Okay, got it, and then just last question here, how are you still having conversations with Roche and Genentech and Puma with regards to additional collaborations with them? Or is this just an area of opportunity for you?

Brian Sullivan

Well, I mean, we’re having ongoing conversations with again, until we close to them, I don’t like to announce I don’t want to announce the names, but I could say that, Puma has a very good pan-HER inhibitor.
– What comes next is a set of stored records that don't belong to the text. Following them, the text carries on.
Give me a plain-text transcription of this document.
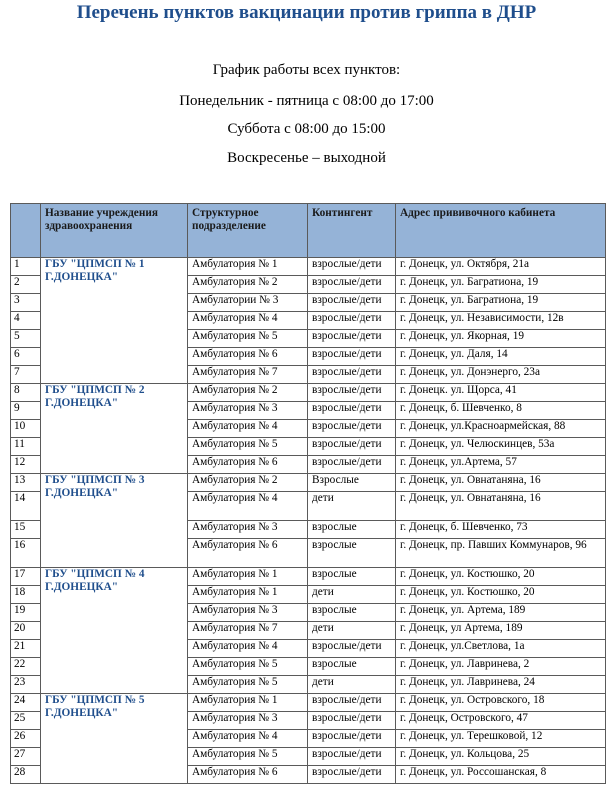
Перечень пунктов вакцинации против гриппа в ДНР
График работы всех пунктов:
Понедельник - пятница с 08:00 до 17:00
Суббота с 08:00 до 15:00
Воскресенье – выходной
	Название учреждения здравоохранения	Структурное подразделение	Контингент	Адрес прививочного кабинета
1	ГБУ "ЦПМСП № 1 Г.ДОНЕЦКА"	Амбулатория № 1	взрослые/дети	г. Донецк, ул. Октября, 21а
2		Амбулатория № 2	взрослые/дети	г. Донецк, ул. Багратиона, 19
3		Амбулатории № 3	взрослые/дети	г. Донецк, ул. Багратиона, 19
4		Амбулатория № 4	взрослые/дети	г. Донецк, ул. Независимости, 12в
5		Амбулатория № 5	взрослые/дети	г. Донецк, ул. Якорная, 19
6		Амбулатория № 6	взрослые/дети	г. Донецк, ул. Даля, 14
7		Амбулатория № 7	взрослые/дети	г. Донецк, ул. Донэнерго, 23а
8	ГБУ "ЦПМСП № 2 Г.ДОНЕЦКА"	Амбулатория № 2	взрослые/дети	г. Донецк. ул. Щорса, 41
9		Амбулатория № 3	взрослые/дети	г. Донецк, б. Шевченко, 8
10		Амбулатория № 4	взрослые/дети	г. Донецк, ул.Красноармейская, 88
11		Амбулатория № 5	взрослые/дети	г. Донецк, ул. Челюскинцев, 53а
12		Амбулатория № 6	взрослые/дети	г. Донецк, ул.Артема, 57
13	ГБУ "ЦПМСП № 3 Г.ДОНЕЦКА"	Амбулатория № 2	Взрослые	г. Донецк, ул. Овнатаняна, 16
14		Амбулатория № 4	дети	г. Донецк, ул. Овнатаняна, 16
15		Амбулатория № 3	взрослые	г. Донецк, б. Шевченко, 73
16		Амбулатория № 6	взрослые	г. Донецк, пр. Павших Коммунаров, 96
17	ГБУ "ЦПМСП № 4 Г.ДОНЕЦКА"	Амбулатория № 1	взрослые	г. Донецк, ул. Костюшко, 20
18		Амбулатория № 1	дети	г. Донецк, ул. Костюшко, 20
19		Амбулатория № 3	взрослые	г. Донецк, ул. Артема, 189
20		Амбулатория № 7	дети	г. Донецк, ул Артема, 189
21		Амбулатория № 4	взрослые/дети	г. Донецк, ул.Светлова, 1а
22		Амбулатория № 5	взрослые	г. Донецк, ул. Лавринева, 2
23		Амбулатория № 5	дети	г. Донецк, ул. Лавринева, 24
24	ГБУ "ЦПМСП № 5 Г.ДОНЕЦКА"	Амбулатория № 1	взрослые/дети	г. Донецк, ул. Островского, 18
25		Амбулатория № 3	взрослые/дети	г. Донецк, Островского, 47
26		Амбулатория № 4	взрослые/дети	г. Донецк, ул. Терешковой, 12
27		Амбулатория № 5	взрослые/дети	г. Донецк, ул. Кольцова, 25
28		Амбулатория № 6	взрослые/дети	г. Донецк, ул. Россошанская, 8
Roche has, their HER2 drugs, I think they have different characteristics, and so we’re in touch with both, and hope to collaborate with both over time.

Alex Nowak

That’s great, very helpful. Appreciate it. Thank you.

Brian Sullivan

You’re welcome. Thank you.

Operator

It looks like we have another question from Yi Chen from H.C. Wainwright. Your line is open. Please go ahead.

Boobalan Pachaiyappan

Hi, this is Boobalan Pachaiyappan. Thanks for incorporating me, just only one really quick. So how many collaborations do you expect to finalize within the next six to 12 months, do you have like rough ballpark number?

Brian Sullivan

I would say three to five.

Boobalan Pachaiyappan

Okay.

Brian Sullivan

More than two.

Boobalan Pachaiyappan

Okay. Thank you so much.

Brian Sullivan

You’re welcome.

Operator

[Operator Instructions] It appears that we have no further questions at this time. I’ll now turn the program back over to our speakers for any additional or closing remarks.

Brian Sullivan

Thank you everyone for attending the call. We appreciate your interest in Celcuity, and I look forward to speaking with you again in a few months. Take care.

Operator

This does conclude today’s program. Thank you for your participation. You may disconnect at any time.